Modernisation et diversification des exploitations agricoles
Plus de deux cents exploitations ont bénéficié d’un soutien public global de 3,7 M€. Le nombre d’exploitation en vente directe à la ferme a considérablement augmenté permettant de répondre à une demande forte des consommateurs franciliens pour des produits de qualité (bio, ou œufs de plein air) et locaux. De nombreux projets de transformation à la ferme et de vente directe ont été créateurs d’emplois.

Mesure installation : elle a permis d’aider à l’installation de 235 nouveaux jeunes agriculteurs entre 2007 et 2013, en leur apportant une aide moyenne de 13 000 €
En Île-de-France, environ la moitié des installations de la période 2007-2013 ont pu bénéficier de ce soutien.

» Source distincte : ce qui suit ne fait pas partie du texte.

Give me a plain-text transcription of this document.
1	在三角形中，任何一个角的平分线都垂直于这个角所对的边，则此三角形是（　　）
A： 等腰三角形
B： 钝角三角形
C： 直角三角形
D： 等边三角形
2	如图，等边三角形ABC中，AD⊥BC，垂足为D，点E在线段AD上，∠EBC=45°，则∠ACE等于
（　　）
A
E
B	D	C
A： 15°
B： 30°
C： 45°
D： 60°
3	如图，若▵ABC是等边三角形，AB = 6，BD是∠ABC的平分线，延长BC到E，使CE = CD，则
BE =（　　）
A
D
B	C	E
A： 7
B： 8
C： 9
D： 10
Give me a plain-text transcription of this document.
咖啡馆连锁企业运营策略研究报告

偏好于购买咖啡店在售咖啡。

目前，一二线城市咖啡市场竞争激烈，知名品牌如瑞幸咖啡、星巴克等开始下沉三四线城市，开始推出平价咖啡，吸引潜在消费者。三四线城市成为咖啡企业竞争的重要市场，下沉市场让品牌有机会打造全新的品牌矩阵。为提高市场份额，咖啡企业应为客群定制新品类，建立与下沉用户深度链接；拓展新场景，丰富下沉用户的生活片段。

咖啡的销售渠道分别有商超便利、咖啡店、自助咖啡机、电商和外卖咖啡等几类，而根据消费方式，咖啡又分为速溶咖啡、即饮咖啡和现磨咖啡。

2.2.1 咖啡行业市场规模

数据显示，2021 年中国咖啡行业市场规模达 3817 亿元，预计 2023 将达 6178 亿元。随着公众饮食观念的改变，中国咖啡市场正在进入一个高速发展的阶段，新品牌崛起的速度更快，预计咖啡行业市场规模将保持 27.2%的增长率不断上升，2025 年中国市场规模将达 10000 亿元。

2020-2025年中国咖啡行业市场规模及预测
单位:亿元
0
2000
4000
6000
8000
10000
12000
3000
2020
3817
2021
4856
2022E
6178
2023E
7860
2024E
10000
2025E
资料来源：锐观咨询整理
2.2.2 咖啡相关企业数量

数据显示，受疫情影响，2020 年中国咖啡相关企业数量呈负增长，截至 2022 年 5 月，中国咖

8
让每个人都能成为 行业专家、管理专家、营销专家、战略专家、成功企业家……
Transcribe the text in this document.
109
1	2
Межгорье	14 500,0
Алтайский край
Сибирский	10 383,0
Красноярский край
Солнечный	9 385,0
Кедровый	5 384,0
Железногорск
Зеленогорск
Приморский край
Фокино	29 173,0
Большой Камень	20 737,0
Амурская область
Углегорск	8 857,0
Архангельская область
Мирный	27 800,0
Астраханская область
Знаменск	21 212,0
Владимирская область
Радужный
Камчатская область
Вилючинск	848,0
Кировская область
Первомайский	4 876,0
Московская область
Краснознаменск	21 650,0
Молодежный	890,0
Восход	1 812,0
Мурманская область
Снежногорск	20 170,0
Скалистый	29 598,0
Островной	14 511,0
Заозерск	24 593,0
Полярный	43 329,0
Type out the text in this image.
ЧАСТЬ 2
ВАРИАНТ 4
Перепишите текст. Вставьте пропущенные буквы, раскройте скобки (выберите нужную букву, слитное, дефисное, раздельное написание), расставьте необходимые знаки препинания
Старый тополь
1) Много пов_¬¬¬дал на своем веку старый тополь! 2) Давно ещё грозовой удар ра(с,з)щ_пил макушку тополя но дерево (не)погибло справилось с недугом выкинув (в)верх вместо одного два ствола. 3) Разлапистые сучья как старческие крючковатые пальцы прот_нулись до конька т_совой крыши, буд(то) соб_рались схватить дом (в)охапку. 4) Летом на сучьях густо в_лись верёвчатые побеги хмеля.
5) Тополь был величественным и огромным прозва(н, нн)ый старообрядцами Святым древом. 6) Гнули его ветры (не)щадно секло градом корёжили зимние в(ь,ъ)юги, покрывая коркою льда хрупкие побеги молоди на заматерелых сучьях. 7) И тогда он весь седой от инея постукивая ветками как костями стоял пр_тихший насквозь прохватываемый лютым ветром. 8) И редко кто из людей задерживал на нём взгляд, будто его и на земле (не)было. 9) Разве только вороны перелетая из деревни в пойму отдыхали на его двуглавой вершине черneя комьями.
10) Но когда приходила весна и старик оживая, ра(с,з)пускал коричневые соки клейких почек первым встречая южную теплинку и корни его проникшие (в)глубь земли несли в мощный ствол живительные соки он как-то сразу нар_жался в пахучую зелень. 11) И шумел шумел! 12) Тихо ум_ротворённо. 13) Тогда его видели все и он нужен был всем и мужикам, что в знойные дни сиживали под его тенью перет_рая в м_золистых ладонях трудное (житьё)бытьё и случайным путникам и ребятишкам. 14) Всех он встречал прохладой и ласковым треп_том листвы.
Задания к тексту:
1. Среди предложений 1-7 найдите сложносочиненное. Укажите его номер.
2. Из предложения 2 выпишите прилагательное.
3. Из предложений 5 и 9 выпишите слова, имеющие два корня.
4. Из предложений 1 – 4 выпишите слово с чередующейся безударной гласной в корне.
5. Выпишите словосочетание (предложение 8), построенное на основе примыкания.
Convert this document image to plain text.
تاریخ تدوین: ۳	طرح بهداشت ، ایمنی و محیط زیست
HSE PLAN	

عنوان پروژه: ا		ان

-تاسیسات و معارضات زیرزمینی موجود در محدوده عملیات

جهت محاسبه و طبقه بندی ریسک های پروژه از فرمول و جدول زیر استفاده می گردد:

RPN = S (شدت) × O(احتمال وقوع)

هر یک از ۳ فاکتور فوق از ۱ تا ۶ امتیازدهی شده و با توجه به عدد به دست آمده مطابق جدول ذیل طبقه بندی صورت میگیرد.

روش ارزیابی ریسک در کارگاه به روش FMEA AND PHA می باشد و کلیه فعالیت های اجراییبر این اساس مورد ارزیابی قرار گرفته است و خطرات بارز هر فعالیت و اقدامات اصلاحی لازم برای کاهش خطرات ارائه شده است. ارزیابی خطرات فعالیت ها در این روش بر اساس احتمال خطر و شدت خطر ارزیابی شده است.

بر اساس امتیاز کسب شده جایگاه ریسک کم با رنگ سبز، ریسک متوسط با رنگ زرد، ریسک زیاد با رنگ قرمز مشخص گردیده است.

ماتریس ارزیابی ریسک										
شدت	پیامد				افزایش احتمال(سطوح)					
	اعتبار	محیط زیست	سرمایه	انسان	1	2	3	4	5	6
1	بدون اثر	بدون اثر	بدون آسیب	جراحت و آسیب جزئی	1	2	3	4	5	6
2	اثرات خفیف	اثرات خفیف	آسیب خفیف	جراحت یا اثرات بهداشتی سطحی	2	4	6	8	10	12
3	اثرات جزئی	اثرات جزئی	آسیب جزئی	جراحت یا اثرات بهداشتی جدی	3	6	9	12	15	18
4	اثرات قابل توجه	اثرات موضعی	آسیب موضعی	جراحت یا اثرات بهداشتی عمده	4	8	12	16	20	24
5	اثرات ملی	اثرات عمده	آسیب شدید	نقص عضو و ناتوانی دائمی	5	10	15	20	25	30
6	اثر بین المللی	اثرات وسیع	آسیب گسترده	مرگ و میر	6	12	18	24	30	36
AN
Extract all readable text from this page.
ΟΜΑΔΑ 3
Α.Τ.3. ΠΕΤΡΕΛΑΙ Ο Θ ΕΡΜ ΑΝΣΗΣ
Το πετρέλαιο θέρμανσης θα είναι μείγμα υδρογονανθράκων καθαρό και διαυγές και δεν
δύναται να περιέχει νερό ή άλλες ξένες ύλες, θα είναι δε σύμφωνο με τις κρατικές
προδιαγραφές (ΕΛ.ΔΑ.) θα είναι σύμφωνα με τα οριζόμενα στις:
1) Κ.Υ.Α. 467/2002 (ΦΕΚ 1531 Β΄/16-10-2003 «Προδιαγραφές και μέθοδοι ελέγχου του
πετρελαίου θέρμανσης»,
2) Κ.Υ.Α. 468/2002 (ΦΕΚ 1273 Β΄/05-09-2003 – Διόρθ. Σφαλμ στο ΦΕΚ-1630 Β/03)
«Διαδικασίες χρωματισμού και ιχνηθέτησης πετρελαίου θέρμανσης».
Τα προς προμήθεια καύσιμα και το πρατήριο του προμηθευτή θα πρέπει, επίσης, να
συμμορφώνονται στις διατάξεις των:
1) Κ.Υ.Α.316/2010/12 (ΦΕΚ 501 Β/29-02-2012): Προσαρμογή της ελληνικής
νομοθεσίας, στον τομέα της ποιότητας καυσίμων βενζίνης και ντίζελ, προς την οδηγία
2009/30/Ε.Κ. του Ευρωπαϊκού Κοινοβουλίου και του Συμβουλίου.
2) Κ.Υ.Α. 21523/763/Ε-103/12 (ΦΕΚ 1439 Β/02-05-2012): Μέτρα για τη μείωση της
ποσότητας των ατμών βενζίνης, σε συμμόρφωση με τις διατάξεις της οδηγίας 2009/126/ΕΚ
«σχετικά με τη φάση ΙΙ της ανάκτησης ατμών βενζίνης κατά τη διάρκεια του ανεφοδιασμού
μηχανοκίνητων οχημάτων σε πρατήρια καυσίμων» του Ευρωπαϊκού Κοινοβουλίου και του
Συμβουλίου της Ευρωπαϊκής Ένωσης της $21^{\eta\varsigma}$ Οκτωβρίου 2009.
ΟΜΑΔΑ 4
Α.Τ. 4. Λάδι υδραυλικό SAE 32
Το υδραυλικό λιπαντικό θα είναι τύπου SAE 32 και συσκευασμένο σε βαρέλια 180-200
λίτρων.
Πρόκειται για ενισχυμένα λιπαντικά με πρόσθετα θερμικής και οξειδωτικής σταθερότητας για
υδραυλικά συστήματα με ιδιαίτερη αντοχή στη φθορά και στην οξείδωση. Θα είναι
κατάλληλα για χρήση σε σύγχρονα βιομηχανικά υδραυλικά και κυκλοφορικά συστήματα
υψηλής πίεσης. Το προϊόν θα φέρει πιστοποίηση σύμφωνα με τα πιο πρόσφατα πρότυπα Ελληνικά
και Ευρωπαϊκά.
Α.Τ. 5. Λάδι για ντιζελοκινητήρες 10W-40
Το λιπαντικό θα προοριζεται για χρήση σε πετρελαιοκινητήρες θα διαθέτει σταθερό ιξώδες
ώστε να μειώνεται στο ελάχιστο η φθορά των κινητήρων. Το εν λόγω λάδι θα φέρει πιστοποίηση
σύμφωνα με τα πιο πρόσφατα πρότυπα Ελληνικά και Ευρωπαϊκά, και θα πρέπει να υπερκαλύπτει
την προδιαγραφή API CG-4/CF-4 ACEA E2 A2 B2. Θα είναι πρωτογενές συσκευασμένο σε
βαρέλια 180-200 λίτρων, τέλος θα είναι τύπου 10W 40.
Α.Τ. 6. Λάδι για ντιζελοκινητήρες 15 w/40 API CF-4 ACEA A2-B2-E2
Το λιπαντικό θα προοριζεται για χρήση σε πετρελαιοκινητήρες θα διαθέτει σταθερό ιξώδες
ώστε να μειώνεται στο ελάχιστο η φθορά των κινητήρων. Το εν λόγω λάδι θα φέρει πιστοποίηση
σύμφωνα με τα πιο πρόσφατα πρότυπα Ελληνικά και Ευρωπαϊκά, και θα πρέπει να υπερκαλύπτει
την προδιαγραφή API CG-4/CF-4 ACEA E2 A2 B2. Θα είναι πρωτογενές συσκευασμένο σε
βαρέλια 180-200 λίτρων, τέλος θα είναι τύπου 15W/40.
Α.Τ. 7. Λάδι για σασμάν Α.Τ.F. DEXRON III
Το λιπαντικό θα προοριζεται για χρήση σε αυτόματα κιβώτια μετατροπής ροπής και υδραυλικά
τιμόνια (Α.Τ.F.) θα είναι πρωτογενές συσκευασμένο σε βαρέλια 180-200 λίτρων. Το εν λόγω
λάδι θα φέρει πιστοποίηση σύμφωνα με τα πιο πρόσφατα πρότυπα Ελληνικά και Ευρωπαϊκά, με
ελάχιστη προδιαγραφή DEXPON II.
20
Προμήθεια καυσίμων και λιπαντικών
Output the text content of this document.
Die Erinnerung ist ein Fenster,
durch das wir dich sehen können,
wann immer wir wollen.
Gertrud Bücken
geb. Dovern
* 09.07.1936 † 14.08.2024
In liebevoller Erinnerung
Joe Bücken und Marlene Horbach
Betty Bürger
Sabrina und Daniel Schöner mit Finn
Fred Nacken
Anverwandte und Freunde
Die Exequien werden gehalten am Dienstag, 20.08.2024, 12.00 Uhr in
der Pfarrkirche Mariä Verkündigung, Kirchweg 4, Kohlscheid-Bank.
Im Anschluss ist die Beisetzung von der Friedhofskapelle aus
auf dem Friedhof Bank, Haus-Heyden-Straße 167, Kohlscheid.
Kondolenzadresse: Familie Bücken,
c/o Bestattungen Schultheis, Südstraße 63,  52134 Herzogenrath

Pour la programmation 2014-2020, le montant de la dotation est majoré et peut dépasser 25 000 €, en fonction du projet.

Formation des actifs agricoles et actions d’information : 168 000 € de FEADER ont été engagés et payés, dont 34 500 € pour les formations sylvicoles.
En novembre 2012, une action de formation réalisée par VIVEA – Ile-de-France – Picardie a porté sur l’utilisation des produits phytopharmaceutiques. La création d’une filière chanvre destiné au secteur du bâtiment, soutenue par le Gal Gâtinais français (action LEADER), a conduit à organiser des formations très spécifiques.